半个字也挤不出来。
他最后看了我一眼,转身上了警车。
我的视线开始模糊,眼眶发烫。我使劲眨了眨眼,可越眨,眼前的水雾就越浓。
真是个老骗子。
他骗过好多人,可唯独对我……好像……从来没骗过。
他总是一副江湖老油子的模样,胆小、怕事,可这次……他扛下了所有。
我俩认识的时间不长,甚至谈不上深交,可这一刻,我心里却像塞了一团浸了水的棉花,又沉又闷,堵得发疼。
我们算是朋友吗?
或许算吧。
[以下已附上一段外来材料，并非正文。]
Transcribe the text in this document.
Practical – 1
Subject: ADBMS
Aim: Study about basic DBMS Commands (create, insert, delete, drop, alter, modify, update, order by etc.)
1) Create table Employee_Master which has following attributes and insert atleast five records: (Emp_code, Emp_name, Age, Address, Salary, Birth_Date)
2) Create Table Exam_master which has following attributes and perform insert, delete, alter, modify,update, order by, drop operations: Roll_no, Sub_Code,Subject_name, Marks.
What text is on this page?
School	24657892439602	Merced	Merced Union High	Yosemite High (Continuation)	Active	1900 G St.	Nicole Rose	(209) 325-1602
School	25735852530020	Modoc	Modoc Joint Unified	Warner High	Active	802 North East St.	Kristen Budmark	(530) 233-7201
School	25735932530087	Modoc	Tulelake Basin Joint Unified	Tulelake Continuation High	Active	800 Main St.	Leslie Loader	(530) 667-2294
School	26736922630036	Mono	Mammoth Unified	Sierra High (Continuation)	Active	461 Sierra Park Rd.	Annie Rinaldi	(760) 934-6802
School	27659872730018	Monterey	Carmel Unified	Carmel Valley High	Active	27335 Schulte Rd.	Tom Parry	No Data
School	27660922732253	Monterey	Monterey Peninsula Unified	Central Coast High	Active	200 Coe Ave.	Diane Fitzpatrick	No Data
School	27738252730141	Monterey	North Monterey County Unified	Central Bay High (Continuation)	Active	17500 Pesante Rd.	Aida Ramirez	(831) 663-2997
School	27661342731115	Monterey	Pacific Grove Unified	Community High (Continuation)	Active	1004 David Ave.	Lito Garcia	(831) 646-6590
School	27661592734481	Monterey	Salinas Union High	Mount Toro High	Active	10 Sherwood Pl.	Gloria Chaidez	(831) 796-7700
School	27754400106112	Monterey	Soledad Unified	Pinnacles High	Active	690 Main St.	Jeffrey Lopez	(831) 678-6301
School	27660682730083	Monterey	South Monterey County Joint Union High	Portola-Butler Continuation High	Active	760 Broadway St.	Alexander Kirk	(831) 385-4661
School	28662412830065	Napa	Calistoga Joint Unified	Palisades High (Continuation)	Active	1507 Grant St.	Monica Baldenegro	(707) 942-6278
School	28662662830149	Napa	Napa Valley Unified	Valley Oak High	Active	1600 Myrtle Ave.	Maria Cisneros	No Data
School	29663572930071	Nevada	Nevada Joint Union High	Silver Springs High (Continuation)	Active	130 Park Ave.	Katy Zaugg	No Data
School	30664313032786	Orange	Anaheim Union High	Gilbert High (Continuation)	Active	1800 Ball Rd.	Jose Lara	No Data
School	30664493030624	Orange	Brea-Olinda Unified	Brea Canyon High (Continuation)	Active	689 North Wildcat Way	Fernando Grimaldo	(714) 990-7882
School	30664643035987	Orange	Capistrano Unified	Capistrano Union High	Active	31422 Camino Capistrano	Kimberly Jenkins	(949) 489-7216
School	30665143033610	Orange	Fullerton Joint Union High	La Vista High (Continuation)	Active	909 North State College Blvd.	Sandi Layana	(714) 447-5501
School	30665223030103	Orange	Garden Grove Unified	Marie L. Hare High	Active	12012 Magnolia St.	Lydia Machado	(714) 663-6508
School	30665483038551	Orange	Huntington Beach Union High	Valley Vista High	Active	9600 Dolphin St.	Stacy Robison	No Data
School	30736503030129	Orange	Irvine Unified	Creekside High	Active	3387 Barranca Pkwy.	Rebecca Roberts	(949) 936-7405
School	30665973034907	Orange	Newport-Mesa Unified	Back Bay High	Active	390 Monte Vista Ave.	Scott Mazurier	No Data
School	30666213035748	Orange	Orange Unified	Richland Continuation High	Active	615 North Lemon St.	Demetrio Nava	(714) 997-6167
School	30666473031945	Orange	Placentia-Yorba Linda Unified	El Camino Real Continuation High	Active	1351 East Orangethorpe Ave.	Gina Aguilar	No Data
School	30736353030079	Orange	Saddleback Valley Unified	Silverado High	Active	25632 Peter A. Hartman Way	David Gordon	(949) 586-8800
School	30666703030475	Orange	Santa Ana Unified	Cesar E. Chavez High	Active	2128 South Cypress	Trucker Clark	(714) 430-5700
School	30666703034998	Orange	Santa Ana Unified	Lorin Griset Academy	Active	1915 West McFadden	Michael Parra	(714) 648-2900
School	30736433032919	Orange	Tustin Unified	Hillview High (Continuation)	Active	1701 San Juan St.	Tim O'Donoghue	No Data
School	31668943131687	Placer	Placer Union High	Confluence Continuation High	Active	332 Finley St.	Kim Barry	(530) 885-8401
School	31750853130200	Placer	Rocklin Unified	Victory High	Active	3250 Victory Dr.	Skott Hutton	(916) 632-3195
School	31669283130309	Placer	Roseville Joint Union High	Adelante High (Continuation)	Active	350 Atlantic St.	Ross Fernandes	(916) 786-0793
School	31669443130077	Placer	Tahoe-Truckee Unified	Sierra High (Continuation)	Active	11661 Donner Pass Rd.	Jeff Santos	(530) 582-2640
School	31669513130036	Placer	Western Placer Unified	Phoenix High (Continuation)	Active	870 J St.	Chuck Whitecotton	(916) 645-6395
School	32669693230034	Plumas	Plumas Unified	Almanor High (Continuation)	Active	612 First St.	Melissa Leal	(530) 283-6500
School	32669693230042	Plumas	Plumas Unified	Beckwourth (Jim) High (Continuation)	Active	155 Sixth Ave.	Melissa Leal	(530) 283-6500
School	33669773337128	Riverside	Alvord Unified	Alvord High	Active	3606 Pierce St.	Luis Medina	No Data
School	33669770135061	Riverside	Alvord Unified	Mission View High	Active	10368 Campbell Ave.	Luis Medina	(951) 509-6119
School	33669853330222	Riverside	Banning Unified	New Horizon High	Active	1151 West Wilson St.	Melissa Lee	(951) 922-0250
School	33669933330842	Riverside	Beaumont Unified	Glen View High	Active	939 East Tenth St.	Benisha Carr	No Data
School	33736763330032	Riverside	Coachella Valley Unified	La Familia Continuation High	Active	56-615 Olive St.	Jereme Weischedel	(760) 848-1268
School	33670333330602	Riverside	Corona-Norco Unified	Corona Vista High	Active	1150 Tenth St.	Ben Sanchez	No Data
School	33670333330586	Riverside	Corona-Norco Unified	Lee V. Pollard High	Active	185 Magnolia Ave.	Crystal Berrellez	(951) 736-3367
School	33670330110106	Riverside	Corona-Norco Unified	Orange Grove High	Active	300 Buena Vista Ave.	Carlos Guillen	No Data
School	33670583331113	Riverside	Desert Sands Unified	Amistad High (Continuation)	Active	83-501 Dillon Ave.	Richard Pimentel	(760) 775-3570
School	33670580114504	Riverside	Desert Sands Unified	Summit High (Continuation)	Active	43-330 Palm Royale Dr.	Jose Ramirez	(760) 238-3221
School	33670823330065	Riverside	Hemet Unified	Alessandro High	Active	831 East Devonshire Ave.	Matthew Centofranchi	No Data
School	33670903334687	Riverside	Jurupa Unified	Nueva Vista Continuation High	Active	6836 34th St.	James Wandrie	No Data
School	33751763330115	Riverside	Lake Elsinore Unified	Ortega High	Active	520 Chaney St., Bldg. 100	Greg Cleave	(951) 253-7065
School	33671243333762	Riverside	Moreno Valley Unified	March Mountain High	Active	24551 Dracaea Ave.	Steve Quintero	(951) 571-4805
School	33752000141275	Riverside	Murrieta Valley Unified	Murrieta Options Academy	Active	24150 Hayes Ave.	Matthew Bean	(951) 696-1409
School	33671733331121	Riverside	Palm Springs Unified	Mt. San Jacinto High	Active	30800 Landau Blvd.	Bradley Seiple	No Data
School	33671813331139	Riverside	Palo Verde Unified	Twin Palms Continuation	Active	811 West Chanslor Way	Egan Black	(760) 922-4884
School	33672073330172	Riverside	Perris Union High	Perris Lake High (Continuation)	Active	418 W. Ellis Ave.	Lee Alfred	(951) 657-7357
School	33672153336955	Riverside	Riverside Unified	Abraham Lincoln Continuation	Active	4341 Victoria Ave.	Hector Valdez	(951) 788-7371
至少对我来说,他是唯一一个……让我觉得,自己不是孤身一人的家伙。
可现在,他走了。
而我,连一句“保重”都没能说出口。
我独自回到聚缘阁。香炉里的灰还是昨天的样子,仿佛那场荒诞的骗局刚刚散场。
可惜一切都晚了,老神棍拘留了,黄老板也在医院生死不明。
我渐渐的怀疑起这一切都是因为我造成的。
如果我不入伙,老神棍可能会谨慎的多;如果不是我平时不着调,准备些符可能事情也不会变成这样。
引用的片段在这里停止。